A par da suposta indiscrição quanto à privacidade de ALA, outra das acusações feitas a Céu e Silva e à Contraponto é de que terão aproveitado para lançar esta reedição justamente no mês em que o romancista normalmente publicava para lucrar com a circunstância, algo que o jornalista repudia, falando em “coincidência”. Céu e Silva diz que não só ALA não foi a única opção para reeditar uma “Longa Viagem” – Saramago também foi cogitado, mas já tinham saído vários livros sobre o Nobel –, como esta obra era para ter saído em Maio, o que não aconteceu por atrasos sucessivos resultantes da tentativa de reduzir as cerca de 500 páginas da primeira edição para um volume mais pequeno.
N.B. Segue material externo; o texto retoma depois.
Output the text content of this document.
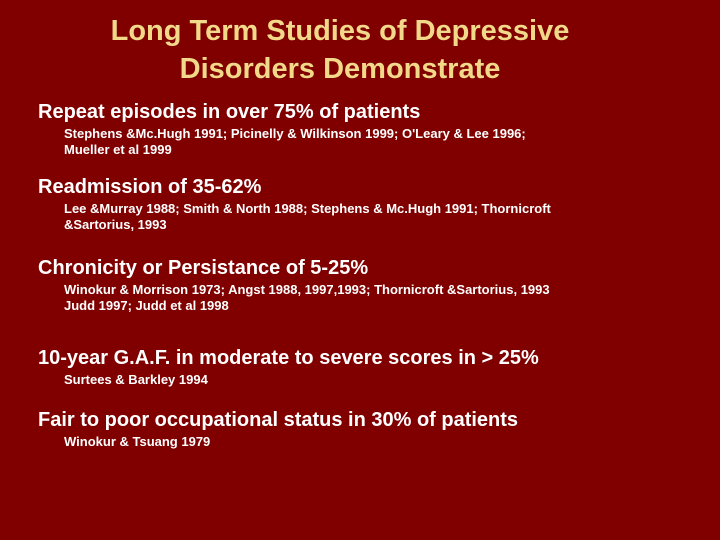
Long Term Studies of Depressive
Disorders Demonstrate
Repeat episodes in over 75% of patients
Stephens &Mc.Hugh 1991; Picinelly & Wilkinson 1999; O'Leary & Lee 1996;
Mueller et al 1999
Readmission of 35-62%
Lee &Murray 1988; Smith & North 1988; Stephens & Mc.Hugh 1991; Thornicroft
&Sartorius, 1993
Chronicity or Persistance of 5-25%
Winokur & Morrison 1973; Angst 1988, 1997,1993; Thornicroft &Sartorius, 1993
Judd 1997; Judd et al 1998
10-year G.A.F. in moderate to severe scores in > 25%
Surtees & Barkley 1994
Fair to poor occupational status in 30% of patients
Winokur & Tsuang 1979
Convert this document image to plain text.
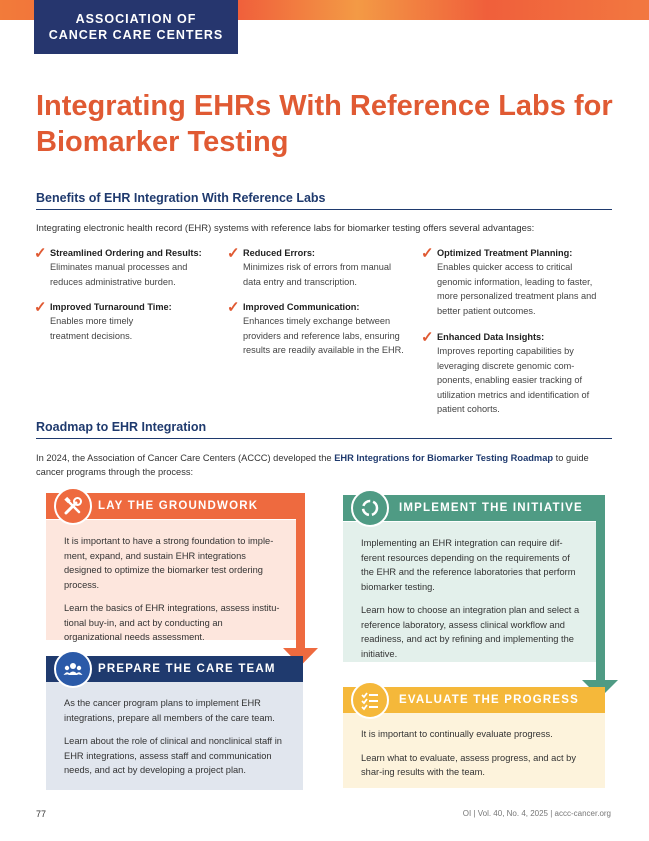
ASSOCIATION OF
CANCER CARE CENTERS
Integrating EHRs With Reference Labs for
Biomarker Testing
Benefits of EHR Integration With Reference Labs

Integrating electronic health record (EHR) systems with reference labs for biomarker testing offers several advantages:

✓ Streamlined Ordering and Results:
Eliminates manual processes and
reduces administrative burden.
✓ Improved Turnaround Time:
Enables more timely
treatment decisions.
✓ Reduced Errors:
Minimizes risk of errors from manual
data entry and transcription.
✓ Improved Communication:
Enhances timely exchange between
providers and reference labs, ensuring
results are readily available in the EHR.
✓ Optimized Treatment Planning:
Enables quicker access to critical
genomic information, leading to faster,
more personalized treatment plans and
better patient outcomes.
✓ Enhanced Data Insights:
Improves reporting capabilities by
leveraging discrete genomic com-
ponents, enabling easier tracking of
utilization metrics and identification of
patient cohorts.
Roadmap to EHR Integration

In 2024, the Association of Cancer Care Centers (ACCC) developed the EHR Integrations for Biomarker Testing Roadmap to guide cancer programs through the process:

It is important to have a strong foundation to imple-ment, expand, and sustain EHR integrations designed to optimize the biomarker test ordering process.

Learn the basics of EHR integrations, assess institu-tional buy-in, and act by conducting an organizational needs assessment.

LAY THE GROUNDWORK

Implementing an EHR integration can require dif-ferent resources depending on the requirements of the EHR and the reference laboratories that perform biomarker testing.

Learn how to choose an integration plan and select a reference laboratory, assess clinical workflow and readiness, and act by refining and implementing the initiative.

IMPLEMENT THE INITIATIVE

As the cancer program plans to implement EHR integrations, prepare all members of the care team.

Learn about the role of clinical and nonclinical staff in EHR integrations, assess staff and communication needs, and act by developing a project plan.

PREPARE THE CARE TEAM

It is important to continually evaluate progress.

Learn what to evaluate, assess progress, and act by shar-ing results with the team.

EVALUATE THE PROGRESS
77	OI | Vol. 40, No. 4, 2025 | accc-cancer.org
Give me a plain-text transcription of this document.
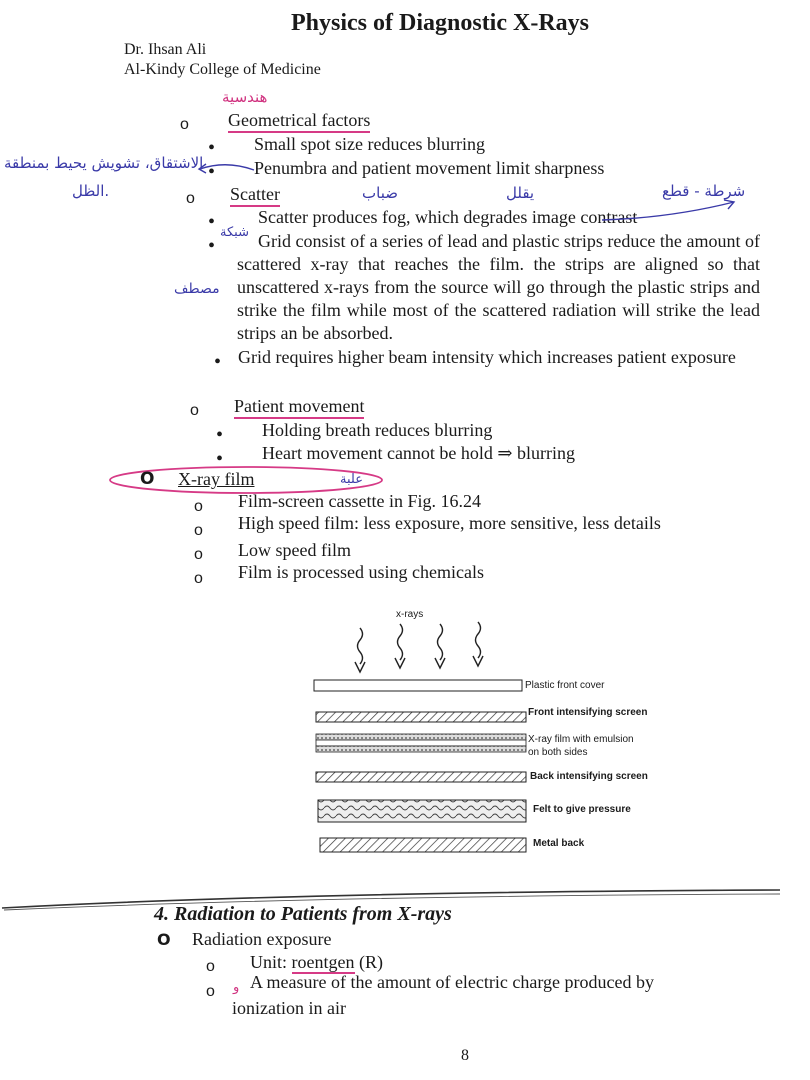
Physics of Diagnostic X-Rays
Dr. Ihsan Ali
Al-Kindy College of Medicine
هندسية
o Geometrical factors
• Small spot size reduces blurring
• Penumbra and patient movement limit sharpness
الاشتقاق، تشويش يحيط بمنطقة
الظل.	o Scatter	ضباب	يقلل	شرطة - قطع
• Scatter produces fog, which degrades image contrast
شبكة
•	Grid consist of a series of lead and plastic strips reduce the amount of scattered x-ray that reaches the film. the strips are aligned so that unscattered x-rays from the source will go through the plastic strips and strike the film while most of the scattered radiation will strike the lead strips an be absorbed.
مصطف
• Grid requires higher beam intensity which increases patient exposure
o Patient movement
• Holding breath reduces blurring
• Heart movement cannot be hold ⇒ blurring
O X-ray film	علبة
o Film-screen cassette in Fig. 16.24
o High speed film: less exposure, more sensitive, less details
o Low speed film
o Film is processed using chemicals
x-rays
Plastic front cover
Front intensifying screen
X-ray film with emulsion
on both sides
Back intensifying screen
Felt to give pressure
Metal back
4. Radiation to Patients from X-rays
O Radiation exposure
o Unit: roentgen (R)
o و A measure of the amount of electric charge produced by
ionization in air
8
No decurso da conversa, o autor revela ainda que a LeYa fez “pressões para que o livro não saísse”, algo que o grupo editorial nega pela voz do seu administrador, Pedro Sobral, dizendo defender a liberdade de publicação. “Relativamente à forma como a LeYa olha para putativos ou eventuais impedimentos, há declarações públicas várias no passado (minhas) sobre a matéria”, responde, adiantando não querer fazer mais nenhum comentário sobre o caso. De resto, o editor da Contraponto, Rui Couceiro, quando indagado sobre possíveis repercussões legais quanto às informações reveladas, afirma que tal questão “não tem sentido, porque as editoras não respondem pelos textos que publicam”, sendo “da responsabilidade dos autores”. “De todo o modo, felizmente, em Portugal, existe liberdade de expressão e ninguém tem de pedir autorização a outrem para escrever ou falar”, conclui.
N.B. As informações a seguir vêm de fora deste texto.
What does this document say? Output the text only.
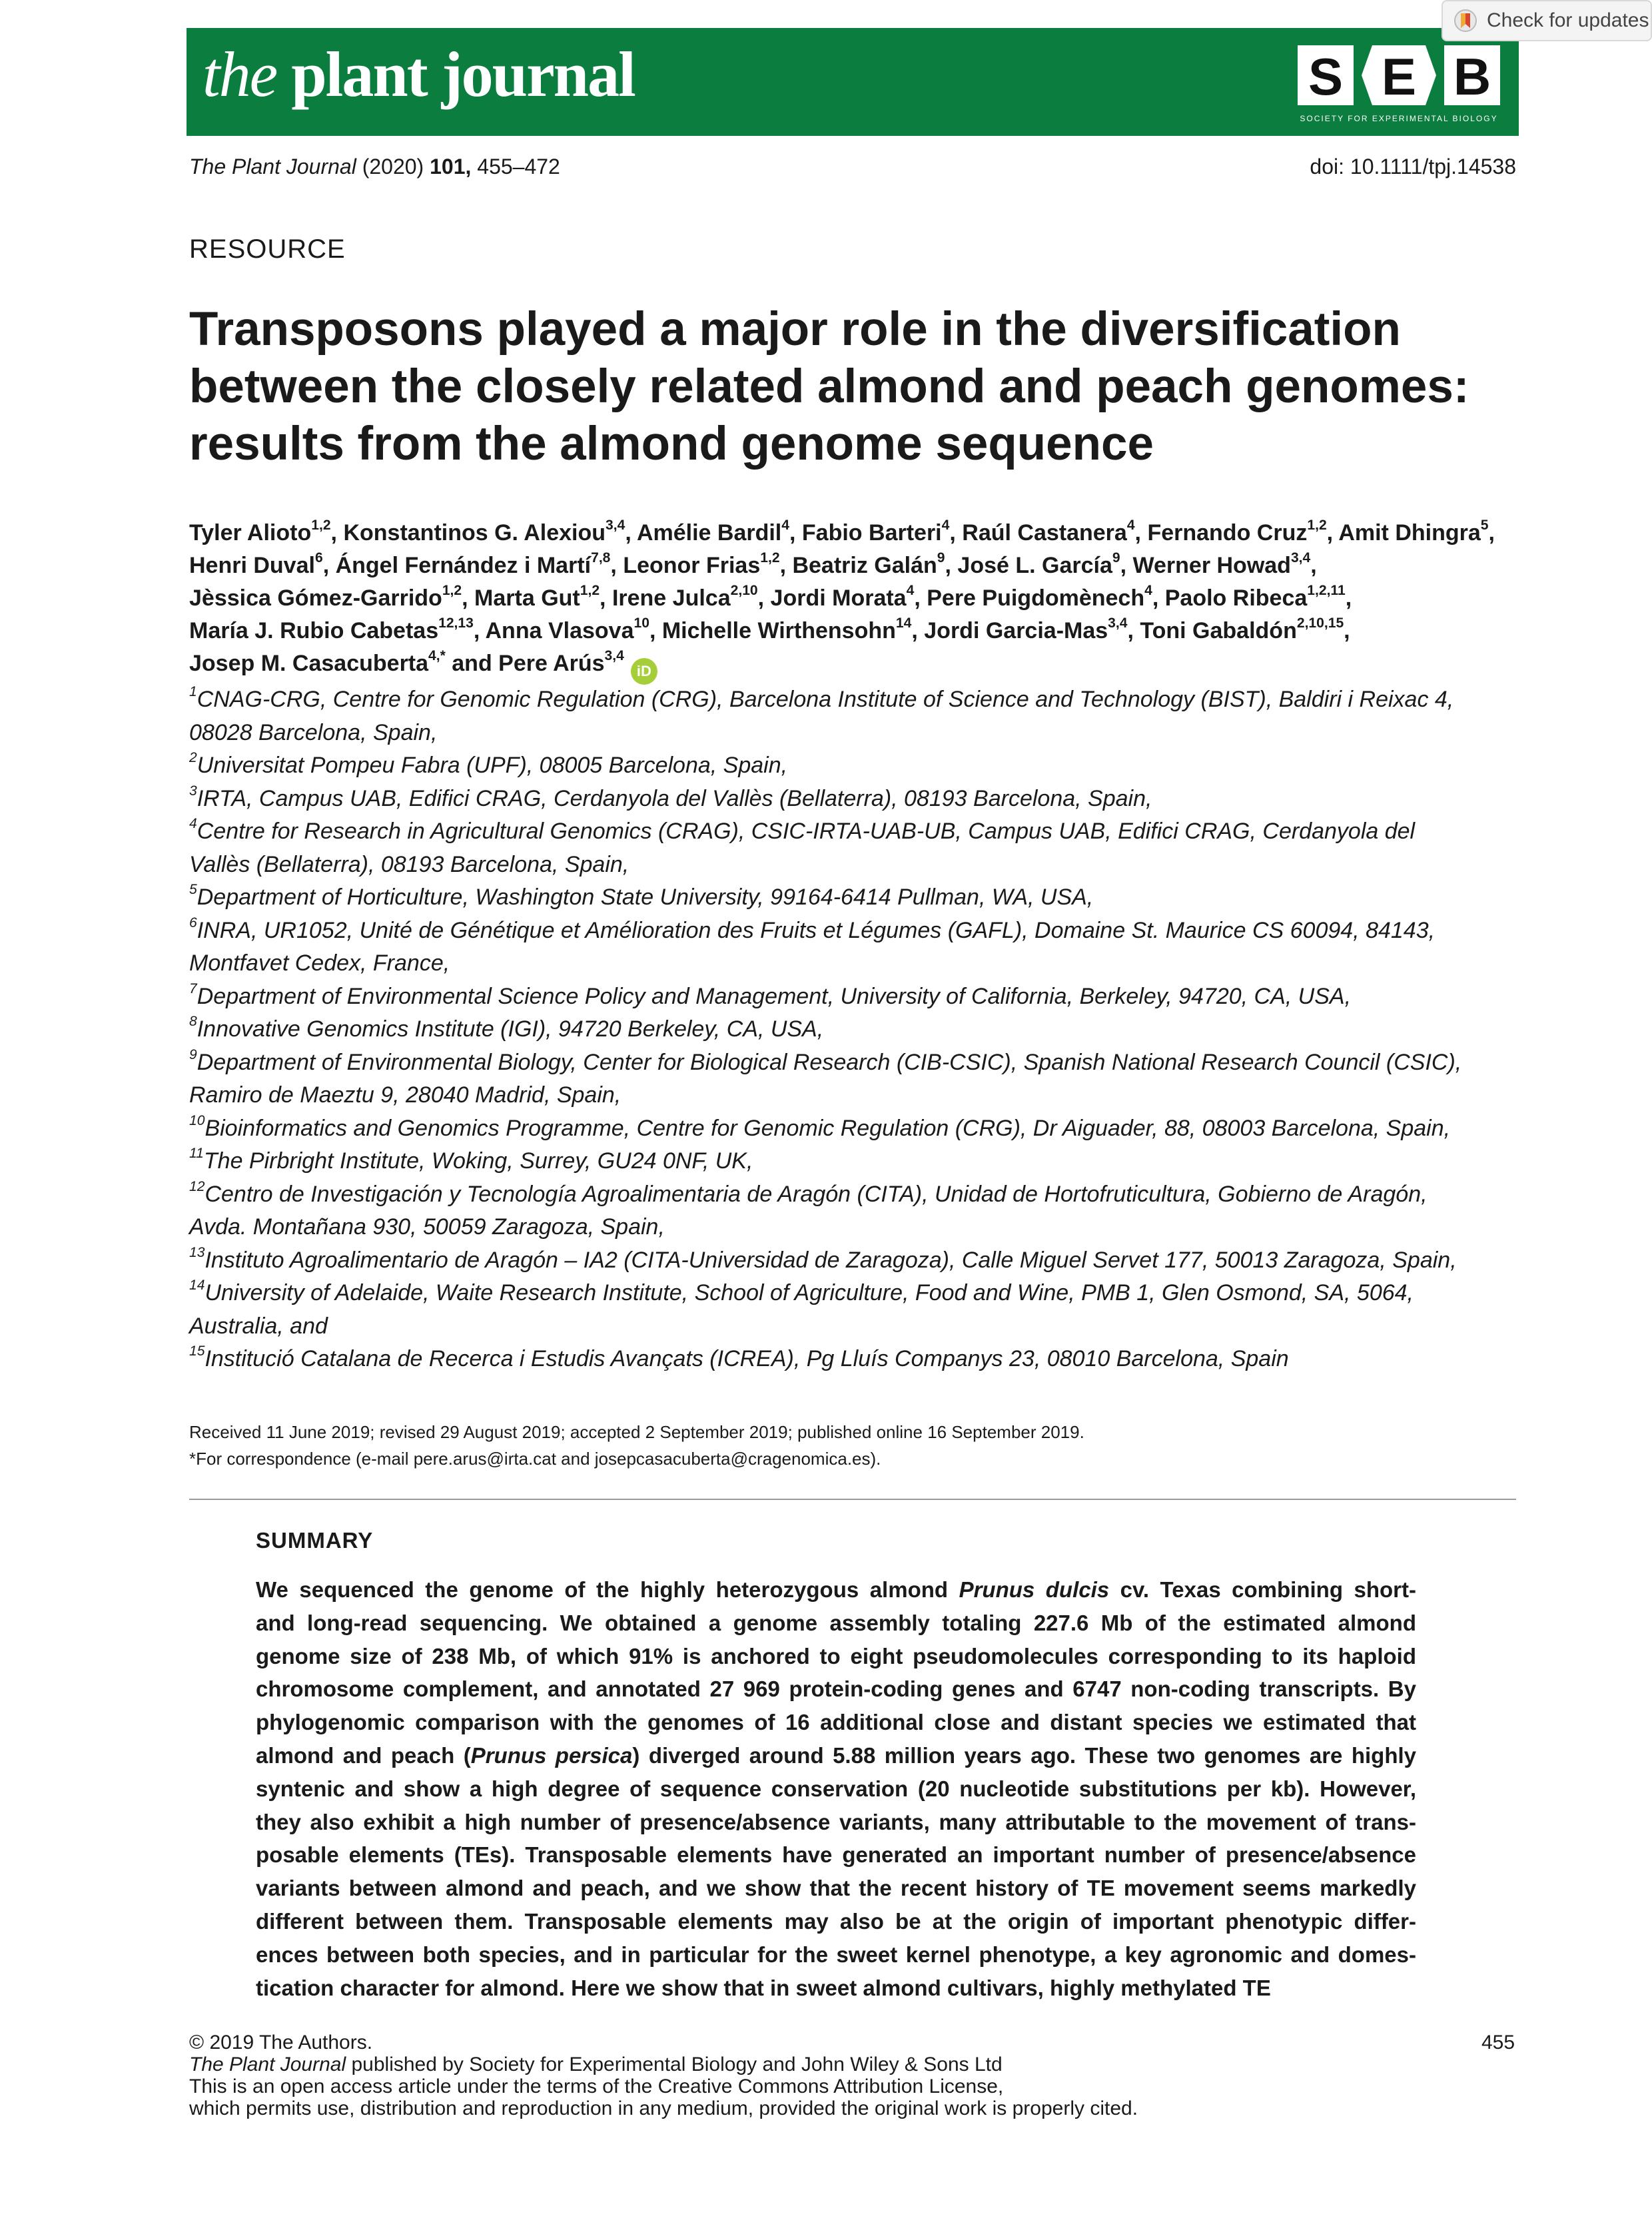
the plant journal	S E B
SOCIETY FOR EXPERIMENTAL BIOLOGY
Check for updates
The Plant Journal (2020) 101, 455–472	doi: 10.1111/tpj.14538
RESOURCE
Transposons played a major role in the diversification
between the closely related almond and peach genomes:
results from the almond genome sequence
Tyler Alioto$^{1,2}$, Konstantinos G. Alexiou$^{3,4}$, Amélie Bardil$^4$, Fabio Barteri$^4$, Raúl Castanera$^4$, Fernando Cruz$^{1,2}$, Amit Dhingra$^5$,
Henri Duval$^6$, Ángel Fernández i Martí$^{7,8}$, Leonor Frias$^{1,2}$, Beatriz Galán$^9$, José L. García$^9$, Werner Howad$^{3,4}$,
Jèssica Gómez-Garrido$^{1,2}$, Marta Gut$^{1,2}$, Irene Julca$^{2,10}$, Jordi Morata$^4$, Pere Puigdomènech$^4$, Paolo Ribeca$^{1,2,11}$,
María J. Rubio Cabetas$^{12,13}$, Anna Vlasova$^{10}$, Michelle Wirthensohn$^{14}$, Jordi Garcia-Mas$^{3,4}$, Toni Gabaldón$^{2,10,15}$,
Josep M. Casacuberta$^{4,*}$ and Pere Arús$^{3,4}$iD
$^1$CNAG-CRG, Centre for Genomic Regulation (CRG), Barcelona Institute of Science and Technology (BIST), Baldiri i Reixac 4,
08028 Barcelona, Spain,
$^2$Universitat Pompeu Fabra (UPF), 08005 Barcelona, Spain,
$^3$IRTA, Campus UAB, Edifici CRAG, Cerdanyola del Vallès (Bellaterra), 08193 Barcelona, Spain,
$^4$Centre for Research in Agricultural Genomics (CRAG), CSIC-IRTA-UAB-UB, Campus UAB, Edifici CRAG, Cerdanyola del
Vallès (Bellaterra), 08193 Barcelona, Spain,
$^5$Department of Horticulture, Washington State University, 99164-6414 Pullman, WA, USA,
$^6$INRA, UR1052, Unité de Génétique et Amélioration des Fruits et Légumes (GAFL), Domaine St. Maurice CS 60094, 84143,
Montfavet Cedex, France,
$^7$Department of Environmental Science Policy and Management, University of California, Berkeley, 94720, CA, USA,
$^8$Innovative Genomics Institute (IGI), 94720 Berkeley, CA, USA,
$^9$Department of Environmental Biology, Center for Biological Research (CIB-CSIC), Spanish National Research Council (CSIC),
Ramiro de Maeztu 9, 28040 Madrid, Spain,
$^{10}$Bioinformatics and Genomics Programme, Centre for Genomic Regulation (CRG), Dr Aiguader, 88, 08003 Barcelona, Spain,
$^{11}$The Pirbright Institute, Woking, Surrey, GU24 0NF, UK,
$^{12}$Centro de Investigación y Tecnología Agroalimentaria de Aragón (CITA), Unidad de Hortofruticultura, Gobierno de Aragón,
Avda. Montañana 930, 50059 Zaragoza, Spain,
$^{13}$Instituto Agroalimentario de Aragón – IA2 (CITA-Universidad de Zaragoza), Calle Miguel Servet 177, 50013 Zaragoza, Spain,
$^{14}$University of Adelaide, Waite Research Institute, School of Agriculture, Food and Wine, PMB 1, Glen Osmond, SA, 5064,
Australia, and
$^{15}$Institució Catalana de Recerca i Estudis Avançats (ICREA), Pg Lluís Companys 23, 08010 Barcelona, Spain
Received 11 June 2019; revised 29 August 2019; accepted 2 September 2019; published online 16 September 2019.
*For correspondence (e-mail pere.arus@irta.cat and josepcasacuberta@cragenomica.es).
SUMMARY
We sequenced the genome of the highly heterozygous almond Prunus dulcis cv. Texas combining short-
and long-read sequencing. We obtained a genome assembly totaling 227.6 Mb of the estimated almond
genome size of 238 Mb, of which 91% is anchored to eight pseudomolecules corresponding to its haploid
chromosome complement, and annotated 27 969 protein-coding genes and 6747 non-coding transcripts. By
phylogenomic comparison with the genomes of 16 additional close and distant species we estimated that
almond and peach (Prunus persica) diverged around 5.88 million years ago. These two genomes are highly
syntenic and show a high degree of sequence conservation (20 nucleotide substitutions per kb). However,
they also exhibit a high number of presence/absence variants, many attributable to the movement of trans-
posable elements (TEs). Transposable elements have generated an important number of presence/absence
variants between almond and peach, and we show that the recent history of TE movement seems markedly
different between them. Transposable elements may also be at the origin of important phenotypic differ-
ences between both species, and in particular for the sweet kernel phenotype, a key agronomic and domes-
tication character for almond. Here we show that in sweet almond cultivars, highly methylated TE
© 2019 The Authors.
The Plant Journal published by Society for Experimental Biology and John Wiley & Sons Ltd
This is an open access article under the terms of the Creative Commons Attribution License,
which permits use, distribution and reproduction in any medium, provided the original work is properly cited.
455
Cessada a controvérsia e publicado o livro, Céu e Silva comenta que o feedback recebido pelos leitores tem sido positivo e que “a matilha que falou mal também não estava interessada nele”. “Depois de sair o livro, já tive várias pessoas a dizer ‘afinal não é nada disso’”, indica. Apesar de não arriscar caracterizar a sua relação como sendo de amizade, o jornalista diz que tinha “grande intimidade” com ALA e que o seu intuito foi desde sempre “honrá-lo”. “Eu considero que é um dos maiores escritores portugueses desde que existe Portugal. Existem mais três ou quatro, mas ele é um dos maiores. Portanto, eu não tenho qualquer interesse em desmistificar aquele escritor que eu esperava que tivesse ganhado o Prémio Nobel, ainda tive essa esperança”, termina.